- Developer: David Marín Carreño
- Stable release: 1.3.0 / March 15, 2016
- Operating system: Multi-platform
- Type: Security software
- License: GNU General Public License v3
- Website: gnomint.sf.net
- Repository: gnomint.git.sourceforge.net/gitroot/gnomint/gnomint ;

= GnoMint =

Software tool for managing X.509 certification authorities

gnoMint is a free software tool for managing X.509 certification authorities (CAs).

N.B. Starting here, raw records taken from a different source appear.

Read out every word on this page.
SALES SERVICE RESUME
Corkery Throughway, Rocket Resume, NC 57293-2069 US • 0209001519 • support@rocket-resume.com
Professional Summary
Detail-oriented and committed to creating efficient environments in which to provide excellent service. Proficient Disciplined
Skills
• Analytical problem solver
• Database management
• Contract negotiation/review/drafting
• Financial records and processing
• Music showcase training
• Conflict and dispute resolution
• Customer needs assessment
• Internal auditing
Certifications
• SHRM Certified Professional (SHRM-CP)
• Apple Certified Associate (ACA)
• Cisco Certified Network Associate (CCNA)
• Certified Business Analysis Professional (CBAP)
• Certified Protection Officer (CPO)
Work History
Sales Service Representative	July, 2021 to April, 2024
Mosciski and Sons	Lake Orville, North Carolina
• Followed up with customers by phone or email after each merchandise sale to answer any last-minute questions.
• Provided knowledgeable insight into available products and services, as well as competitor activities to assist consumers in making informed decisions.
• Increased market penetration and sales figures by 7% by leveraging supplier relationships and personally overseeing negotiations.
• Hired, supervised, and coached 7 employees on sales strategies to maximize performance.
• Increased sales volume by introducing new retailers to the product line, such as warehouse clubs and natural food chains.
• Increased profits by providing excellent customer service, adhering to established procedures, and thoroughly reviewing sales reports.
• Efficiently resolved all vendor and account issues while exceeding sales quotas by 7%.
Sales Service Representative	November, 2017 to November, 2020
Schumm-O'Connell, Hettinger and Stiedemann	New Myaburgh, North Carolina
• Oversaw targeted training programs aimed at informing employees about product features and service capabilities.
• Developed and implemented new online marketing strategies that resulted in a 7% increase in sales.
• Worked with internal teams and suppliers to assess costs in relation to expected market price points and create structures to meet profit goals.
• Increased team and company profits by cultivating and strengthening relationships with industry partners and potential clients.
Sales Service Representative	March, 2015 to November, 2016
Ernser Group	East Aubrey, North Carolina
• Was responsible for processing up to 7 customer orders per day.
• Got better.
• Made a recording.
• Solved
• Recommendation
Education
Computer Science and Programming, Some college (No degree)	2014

Its purpose is to offer an easy-to-use interface for creating certification authorities and all related elements including X.509 digital certificates, certificate signing requests (CSRs) and certificate revocation lists (CRLs).

==Features==
gnoMint has the following features:
- All the infrastructure needed to keep and run a certification authority is saved in only one file.
- It's able to create certificate signing requests, allowing to export them to PKCS#8 files, so they can be sent to other CAs.
- Allows the creation of X.509 certificates, with a usual set of subject-parameters.
- Can export certificates and private keys to PEM files, so they can be used by external applications. It also allows to export PKCS#12 structures, so the certificates can be imported easily by web and mail clients.
- The user can establish a set of policies for certificate generation in each one of the existing CAs.
- gnoMint can import CSRs made by other applications.
- The certificates can be revoked, with generation of the corresponding CRLs
- It allows the possibility of keeping the CA private key, or other private keys, in external files or devices (as USB drives)
- gnoMint is able to manage of a whole hierarchy of CAs, simultaneously, with their respectives certificates.
- Pre-existing Certification Authorities made by other applications, as OpenSSL or TinyCA, can be imported with all their data.
- It has a CLI intended for batch certificate creation, or integration with other utilities.

==Licence and motivation==
gnoMint is licensed under the GNU General Public License.

gnoMint is intended to help all systems and network administrators to deploy a Certification Authority very easily. Its development was started due to the lack of a 'just-works' CA software. According to gnoMint's author, "creating a CA from zero, through open-source command-line utilities, was possible, but was uncomfortable to remember all the necessary parameters. And you had to create a difficult configuration file."